Referring to the new sanctions as a “narrow-mindedness decision” by the EU, the statement quoted Hosseini as saying that “it will not help create a suitable atmosphere for a diplomatic solution” to the nuclear dispute.
Meanwhile in Brussels, the EU released yesterday a list of those sanctioned, updating the restrictions first adopted last year and including 15 new names and 20 new companies the EU says all have links to developing Iran’s nuclear program.
Most notable among the newly sanctioned companies, the Bank Melli, is accused of providing or attempting to give financial backing to companies involved in procuring goods for Iran’s nuclear and missile programs, the EU said.

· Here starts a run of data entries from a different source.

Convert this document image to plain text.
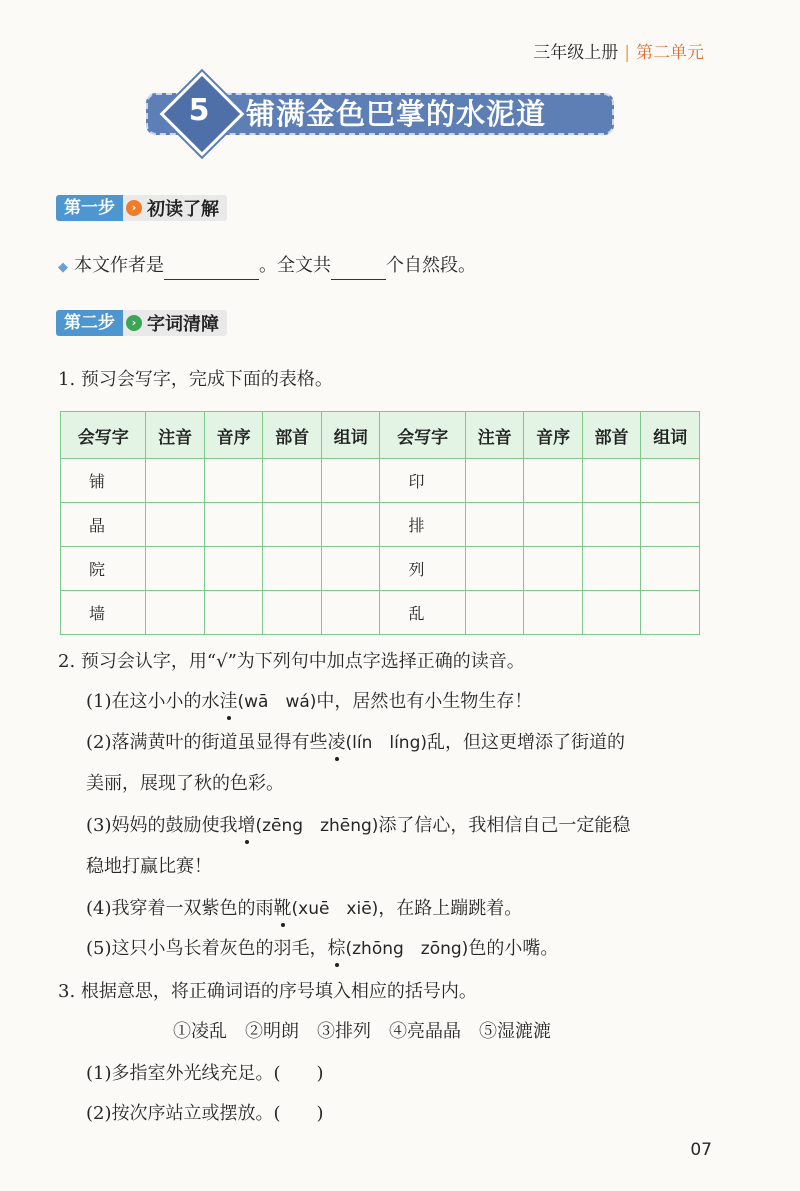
三年级上册 | 第二单元
5	铺满金色巴掌的水泥道
第一步	› 初读了解
◆ 本文作者是	。全文共	个自然段。
第二步	› 字词清障
1. 预习会写字，完成下面的表格。
会写字	注音	音序	部首	组词	会写字	注音	音序	部首	组词
铺					印				
晶					排				
院					列				
墙					乱				
2. 预习会认字，用“√”为下列句中加点字选择正确的读音。
(1)在这小小的水洼(wā　wá)中，居然也有小生物生存！
(2)落满黄叶的街道虽显得有些凌(lín　líng)乱，但这更增添了街道的
美丽，展现了秋的色彩。
(3)妈妈的鼓励使我增(zēng　zhēng)添了信心，我相信自己一定能稳
稳地打赢比赛！
(4)我穿着一双紫色的雨靴(xuē　xiē)，在路上蹦跳着。
(5)这只小鸟长着灰色的羽毛，棕(zhōng　zōng)色的小嘴。
3. 根据意思，将正确词语的序号填入相应的括号内。
①凌乱　②明朗　③排列　④亮晶晶　⑤湿漉漉
(1)多指室外光线充足。(　　)
(2)按次序站立或摆放。(　　)
07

Earlier in June, the EU unsuccessfully proposed a package of economic incentives in return for an end to Iran’s uranium enrichment program.

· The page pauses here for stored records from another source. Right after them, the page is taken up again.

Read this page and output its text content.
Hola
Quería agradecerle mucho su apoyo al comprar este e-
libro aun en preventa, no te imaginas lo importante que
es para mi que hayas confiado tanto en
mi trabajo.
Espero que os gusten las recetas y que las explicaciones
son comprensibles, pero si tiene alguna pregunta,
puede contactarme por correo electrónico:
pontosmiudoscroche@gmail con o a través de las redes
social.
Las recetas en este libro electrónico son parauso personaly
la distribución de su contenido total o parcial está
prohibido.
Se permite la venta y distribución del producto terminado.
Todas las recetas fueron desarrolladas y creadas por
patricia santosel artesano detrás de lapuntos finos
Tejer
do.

Tehran officials have scorned the proposal, although Iran has also said that both sides could start talks on it since the proposal has “common” points with the Iranian one, presented by Tehran last month but which the West said fell far short of meeting international demands.
The US and many of its allies demand suspension of Iran’s nuclear activities since they suspect Iran is pursuing a nuclear weapon program.
The UN Security Council has also demanded Iran suspend uranium enrichment as a prelude to talks on its nuclear program.
But Tehran insists it has a right to enrich uranium for nuclear energy under the Nuclear Nonproliferation Treaty and has shrugged off three rounds of sanctions imposed by the UN.